According to the New York Times, Beth Israel’s closure is a disappointment to Mayor de Blasio, who campaigned vigorously against the closure of city hospitals during his 2013 run for mayor. de Blasio was among those who was arrested for protesting the closure of Long Island College Hospital in Brooklyn in 2013 and he stressed the importance of ensuring adequate medical coverage for city dwellers.
“While it is good to see that layoffs of unionized staff will be avoided and some important investments made, Mount Sinai must work with the community to ensure that the inpatient and emergency care needs of local residents are met,” said de Blasio.
As rumors of a possible closure at Mount Sinai swirled, many seemed worried about a potential shutdown and its effect on locals, particularly since nearby St.

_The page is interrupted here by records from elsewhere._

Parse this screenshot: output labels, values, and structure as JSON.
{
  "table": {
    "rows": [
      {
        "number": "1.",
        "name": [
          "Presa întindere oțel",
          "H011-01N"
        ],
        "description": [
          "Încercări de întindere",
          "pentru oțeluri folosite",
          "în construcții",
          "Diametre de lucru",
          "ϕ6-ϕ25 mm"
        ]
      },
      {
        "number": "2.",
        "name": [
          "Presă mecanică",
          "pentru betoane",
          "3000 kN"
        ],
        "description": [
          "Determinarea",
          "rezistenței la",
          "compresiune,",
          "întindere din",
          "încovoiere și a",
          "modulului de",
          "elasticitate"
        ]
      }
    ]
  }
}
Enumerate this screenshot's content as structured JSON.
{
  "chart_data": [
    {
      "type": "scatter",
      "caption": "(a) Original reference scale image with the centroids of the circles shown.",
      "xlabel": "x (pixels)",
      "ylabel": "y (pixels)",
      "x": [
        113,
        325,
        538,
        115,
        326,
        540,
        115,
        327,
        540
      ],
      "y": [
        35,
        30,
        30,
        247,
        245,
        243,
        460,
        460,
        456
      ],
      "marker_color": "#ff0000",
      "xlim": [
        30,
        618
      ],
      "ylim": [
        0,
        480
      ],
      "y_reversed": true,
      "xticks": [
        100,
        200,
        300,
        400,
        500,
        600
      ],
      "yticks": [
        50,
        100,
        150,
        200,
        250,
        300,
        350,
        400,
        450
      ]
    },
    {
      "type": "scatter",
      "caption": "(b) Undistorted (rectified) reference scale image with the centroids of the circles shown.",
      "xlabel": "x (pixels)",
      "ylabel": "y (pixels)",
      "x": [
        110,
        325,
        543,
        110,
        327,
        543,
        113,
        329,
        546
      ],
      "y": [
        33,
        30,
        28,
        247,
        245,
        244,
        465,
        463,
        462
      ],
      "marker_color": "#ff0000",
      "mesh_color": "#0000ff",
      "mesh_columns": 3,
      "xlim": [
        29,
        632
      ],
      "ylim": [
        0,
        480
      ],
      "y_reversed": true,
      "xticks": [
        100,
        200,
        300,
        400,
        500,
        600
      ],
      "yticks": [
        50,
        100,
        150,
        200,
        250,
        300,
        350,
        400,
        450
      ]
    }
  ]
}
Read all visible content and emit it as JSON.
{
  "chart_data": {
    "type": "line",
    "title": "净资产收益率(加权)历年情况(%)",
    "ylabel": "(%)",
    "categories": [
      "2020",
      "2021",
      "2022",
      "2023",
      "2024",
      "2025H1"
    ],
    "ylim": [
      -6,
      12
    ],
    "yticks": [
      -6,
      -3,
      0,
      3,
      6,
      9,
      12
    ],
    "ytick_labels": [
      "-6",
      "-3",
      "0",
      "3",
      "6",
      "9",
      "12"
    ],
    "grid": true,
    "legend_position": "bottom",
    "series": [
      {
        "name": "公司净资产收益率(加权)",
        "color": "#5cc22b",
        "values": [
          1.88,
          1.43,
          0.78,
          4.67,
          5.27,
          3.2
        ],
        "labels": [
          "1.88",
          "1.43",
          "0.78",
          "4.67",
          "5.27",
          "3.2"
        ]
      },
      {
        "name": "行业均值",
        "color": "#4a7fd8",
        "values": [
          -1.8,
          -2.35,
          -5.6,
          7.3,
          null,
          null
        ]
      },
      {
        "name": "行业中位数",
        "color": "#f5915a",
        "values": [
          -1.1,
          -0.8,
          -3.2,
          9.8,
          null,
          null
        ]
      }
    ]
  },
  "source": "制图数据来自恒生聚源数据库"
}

Vincent’s Hospital in Greenwich Village closed its doors in 2010, two years after Cabrini Medical Center in Gramercy Park was shut down. A statement released by a group of lawmakers including local assemblymen, council members, Congresswoman Carolyn Maloney, State Senator Brad Holyman and Manhattan Borough President Gale Brewer several weeks ago warned, “Any downsizing or closure at Beth Israel threatens to further strain an already overburdened network of health care providers in Manhattan, reduce health care options and curtail services in the immediate neighborhood and eliminate jobs.”
Those concerns, at least from an employment perspective, appear to be well founded. While 4,000 union employees at Beth Israel will either keep their jobs or be retrained for new positions, between 600 and 700 are expected to lose their jobs. Hospital officials said they would offer retraining and other job services to those who are expected to be displaced.
Mount Sinai appear confident that the move will be a change for the better and Davis touted the new facility as an innovative model of care that will keep patients out of larger hospitals.
“Mount Sinai Downtown is a dramatic next step that will enable us to improve access and increase quality by providing care for residents of downtown Manhattan where they live and work.”